The Ray Doan Baseball School and the George Barr Umpire School were held at Majestic Park. Instructors included Dizzy and Paul Dean, Grover Alexander, Rogers Hornsby, Cy Young, Tris Speaker and Schoolboy Rowe. Legendary female athlete Babe Didrikson attended one of the schools.
Jaycee Park was built on the site in 1947 and served as the home field for the Hot Springs Bathers (Cotton States League) from 1947 to 1955. Jackie Robinson played in an exhibition game there in 1947.
In 1952, a game in the Negro League World Series was played at the site when the Indianapolis Clowns faced the Birmingham Black Barons. The Clowns featured an 18-year-old shortstop named Henry (Hank) Aaron.
Majestic Park is part of Hot Springs’ rich history as The Birthplace of Major League Baseball Spring Training. The Historic Hot Springs Baseball Trail includes a guided tour of locations throughout the city that were the sites of significant events during the late 19th Century and up until the mid-20th Century when Hot Springs was the favored training site for 50 percent of the members of the Baseball Hall of Fame. Historical markers at these locations guide visitors through the colorful history of the game as it played out in Hot Springs. A block-long mural at Convention Boulevard and Malvern Avenue in the downtown area illustrates the legends of the game who played in the city.

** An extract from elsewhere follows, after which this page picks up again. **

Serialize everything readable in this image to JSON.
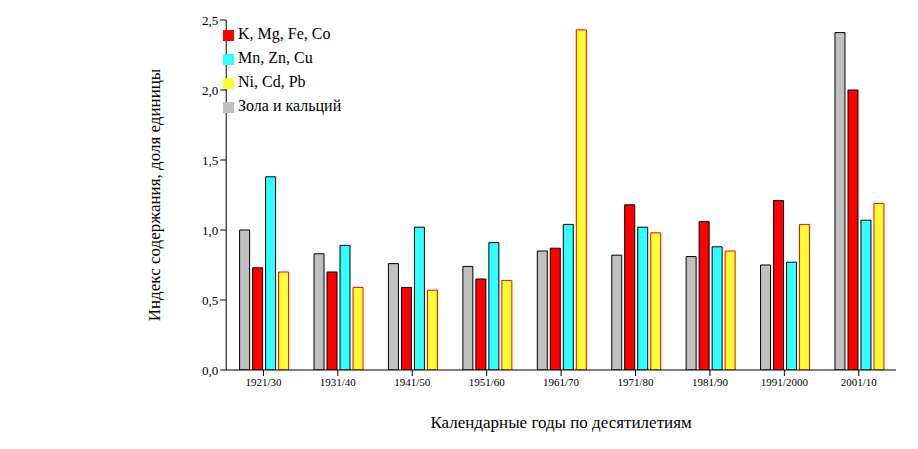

Our park has another unique factor to being built here in our community. It was the home of the youth program for baseball for many years. In 2017 as it was a part of the local Boys & Girls Club that was forced to close due to lack of funding. When this club was closed the baseball program here was shut down as well. The community then passed a tax to bring back a park for the youth of our community to have a place to play baseball. So with the unique location of the park with all the history and all the things to do here in the National Park, the plan began to build a baseball park to provide a league for the kids to play baseball, and have a park to host many tournaments to bring visitors to Hot Springs. For our local league and as we are located in an area of many underserved children where 100% of the kids are on free lunch, we saw an opportunity to bring back a program to give these children something active to do. Our plan is to have a facility that can bring back a league for 600 – 700 kids as that was the peak of participation in the early 2000’s. Arkansas is a huge state for baseball as hundreds of teams currently play Cal Ripken and Babe Ruth baseball as well as USSSA leagues and tournaments.